Email: order@litb-inc.com
Status: Verified
Account Creation Date: Aug. 18, 2006

To ensure that this is a legitimate PayPal Verified user, make sure that the URL of this page begins with https://www.paypal.com/.

What it Means to be Verified

To become Verified, a PayPal member in the United States must enroll in our Expanded Use Program. When a member completes Expanded Use enrollment, he undergoes additional checks that increase security for all PayPal users. Please note that PayPal’s verification system does not constitute an endorsement of a member, nor a guarantee of a member’s business practices. You should always consider other indicators when evaluating members, including length of PayPal membership and reputation scores (on eBay or other auction sites, if applicable)

The commenter’s URI: www.myshoppingsun.com. Their IP: 98.203.87.228.

Deliberate Anachronism in Mad Men?

Tuesday, September 29th, 2009

In the latest episode of Mad Men, one of Betty Draper’s friends wants to know who someone is. She consults a book. Oh, he’s a bigshot, she says.

Was this deliberate? A not-very-in-joke? In the 1960s — even in the 1980s! — there was no Google-like book that said who living people are. You had to go to the library. It used to be fun to read the New Yorker Christmas poem (“Greetings, friends!”) and try to learn about the people you couldn’t identify. It was hard.
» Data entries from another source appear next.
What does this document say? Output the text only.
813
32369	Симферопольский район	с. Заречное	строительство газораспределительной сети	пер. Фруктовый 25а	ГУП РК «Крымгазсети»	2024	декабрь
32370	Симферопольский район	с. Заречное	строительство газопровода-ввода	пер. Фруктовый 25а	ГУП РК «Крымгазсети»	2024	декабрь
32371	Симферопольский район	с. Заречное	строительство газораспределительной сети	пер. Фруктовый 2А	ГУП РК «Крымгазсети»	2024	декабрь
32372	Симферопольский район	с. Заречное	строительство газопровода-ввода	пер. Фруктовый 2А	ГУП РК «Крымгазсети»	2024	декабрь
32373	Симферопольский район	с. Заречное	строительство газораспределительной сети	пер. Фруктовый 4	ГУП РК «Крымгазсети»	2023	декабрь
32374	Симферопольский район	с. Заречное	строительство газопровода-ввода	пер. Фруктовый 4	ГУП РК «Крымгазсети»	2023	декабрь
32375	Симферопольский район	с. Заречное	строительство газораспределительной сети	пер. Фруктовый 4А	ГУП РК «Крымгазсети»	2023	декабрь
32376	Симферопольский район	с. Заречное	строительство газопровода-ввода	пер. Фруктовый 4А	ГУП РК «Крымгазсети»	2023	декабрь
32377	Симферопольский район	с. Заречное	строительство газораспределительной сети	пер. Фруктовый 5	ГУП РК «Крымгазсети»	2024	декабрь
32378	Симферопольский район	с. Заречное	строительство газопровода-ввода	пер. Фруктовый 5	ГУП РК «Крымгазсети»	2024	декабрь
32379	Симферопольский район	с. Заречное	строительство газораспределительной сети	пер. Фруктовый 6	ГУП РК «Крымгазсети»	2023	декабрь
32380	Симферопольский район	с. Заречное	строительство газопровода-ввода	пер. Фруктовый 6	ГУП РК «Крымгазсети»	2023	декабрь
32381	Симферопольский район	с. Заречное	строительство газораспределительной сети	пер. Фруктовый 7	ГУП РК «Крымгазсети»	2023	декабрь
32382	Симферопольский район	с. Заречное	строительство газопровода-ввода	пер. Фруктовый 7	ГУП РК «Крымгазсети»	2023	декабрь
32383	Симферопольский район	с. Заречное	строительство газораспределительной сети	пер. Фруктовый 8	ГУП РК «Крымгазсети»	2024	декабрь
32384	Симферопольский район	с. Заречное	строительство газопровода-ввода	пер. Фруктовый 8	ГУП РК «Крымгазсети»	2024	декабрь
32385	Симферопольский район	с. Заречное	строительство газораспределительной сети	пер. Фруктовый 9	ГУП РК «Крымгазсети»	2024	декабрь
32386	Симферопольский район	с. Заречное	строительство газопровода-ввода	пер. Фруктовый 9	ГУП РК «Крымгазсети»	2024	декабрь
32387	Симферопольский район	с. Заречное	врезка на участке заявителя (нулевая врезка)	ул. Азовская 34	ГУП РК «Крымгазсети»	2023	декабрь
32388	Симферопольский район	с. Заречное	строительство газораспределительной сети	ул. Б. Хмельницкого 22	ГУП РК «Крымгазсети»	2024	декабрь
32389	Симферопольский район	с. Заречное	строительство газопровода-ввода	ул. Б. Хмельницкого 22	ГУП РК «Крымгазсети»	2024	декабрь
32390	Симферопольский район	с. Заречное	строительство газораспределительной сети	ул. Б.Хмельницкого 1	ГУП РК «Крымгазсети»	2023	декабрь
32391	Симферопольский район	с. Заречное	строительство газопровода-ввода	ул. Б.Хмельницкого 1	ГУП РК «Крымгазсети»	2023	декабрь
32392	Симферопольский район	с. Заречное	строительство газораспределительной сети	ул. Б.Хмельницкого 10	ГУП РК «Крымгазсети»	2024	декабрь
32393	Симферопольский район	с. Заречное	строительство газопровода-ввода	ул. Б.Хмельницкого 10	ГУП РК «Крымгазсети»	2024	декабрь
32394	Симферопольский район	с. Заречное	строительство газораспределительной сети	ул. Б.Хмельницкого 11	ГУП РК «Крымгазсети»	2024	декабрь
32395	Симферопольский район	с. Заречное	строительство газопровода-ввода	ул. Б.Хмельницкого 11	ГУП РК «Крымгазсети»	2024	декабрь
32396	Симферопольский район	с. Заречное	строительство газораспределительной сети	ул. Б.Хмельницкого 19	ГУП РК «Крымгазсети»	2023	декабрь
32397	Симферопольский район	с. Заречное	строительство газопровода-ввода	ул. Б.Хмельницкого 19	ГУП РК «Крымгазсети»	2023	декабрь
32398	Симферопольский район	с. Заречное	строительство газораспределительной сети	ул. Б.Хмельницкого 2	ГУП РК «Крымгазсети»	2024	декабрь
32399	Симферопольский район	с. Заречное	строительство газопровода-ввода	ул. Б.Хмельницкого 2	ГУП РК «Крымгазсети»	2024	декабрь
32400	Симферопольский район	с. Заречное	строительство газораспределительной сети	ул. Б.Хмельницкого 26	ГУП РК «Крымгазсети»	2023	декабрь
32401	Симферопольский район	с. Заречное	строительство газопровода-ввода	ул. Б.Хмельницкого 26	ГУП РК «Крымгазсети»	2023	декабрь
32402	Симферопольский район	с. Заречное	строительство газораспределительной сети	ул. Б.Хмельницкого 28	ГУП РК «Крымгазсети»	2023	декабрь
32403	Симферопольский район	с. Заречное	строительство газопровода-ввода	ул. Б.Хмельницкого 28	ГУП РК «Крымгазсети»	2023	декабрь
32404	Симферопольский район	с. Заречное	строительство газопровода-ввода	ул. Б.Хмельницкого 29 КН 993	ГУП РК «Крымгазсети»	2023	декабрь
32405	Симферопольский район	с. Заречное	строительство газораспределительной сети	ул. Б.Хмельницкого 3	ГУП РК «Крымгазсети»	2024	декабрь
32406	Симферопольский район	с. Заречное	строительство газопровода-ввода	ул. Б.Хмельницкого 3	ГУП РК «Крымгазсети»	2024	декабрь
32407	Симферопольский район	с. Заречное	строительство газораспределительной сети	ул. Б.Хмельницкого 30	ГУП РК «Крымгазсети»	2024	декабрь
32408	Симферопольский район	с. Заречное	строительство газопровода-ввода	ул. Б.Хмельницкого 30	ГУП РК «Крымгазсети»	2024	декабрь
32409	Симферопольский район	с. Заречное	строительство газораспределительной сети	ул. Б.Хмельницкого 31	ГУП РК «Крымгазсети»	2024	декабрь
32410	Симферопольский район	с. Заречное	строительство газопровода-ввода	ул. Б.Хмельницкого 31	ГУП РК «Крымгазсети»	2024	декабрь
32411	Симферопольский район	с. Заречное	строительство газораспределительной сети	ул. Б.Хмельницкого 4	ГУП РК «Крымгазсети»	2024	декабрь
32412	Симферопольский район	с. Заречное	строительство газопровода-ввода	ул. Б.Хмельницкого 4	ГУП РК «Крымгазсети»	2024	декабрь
More In light of the first seven comments below I reviewed the scene. The mystery man, an advisor to Governor Rockefeller (not in advertising), is listed in a thin spiral-bound notebook. Who’s Who was much thicker and never spiral-bound. Here is the 1962 New York Social Register — much thicker and not spiral-bound. A later comment suggested the notebook contained “a copy” of the Register. No way — there were no Xerox machines back then. The woman who looks the mystery man up in the notebook tears his page out of the notebook and hands it to Betty — just like sending someone a link.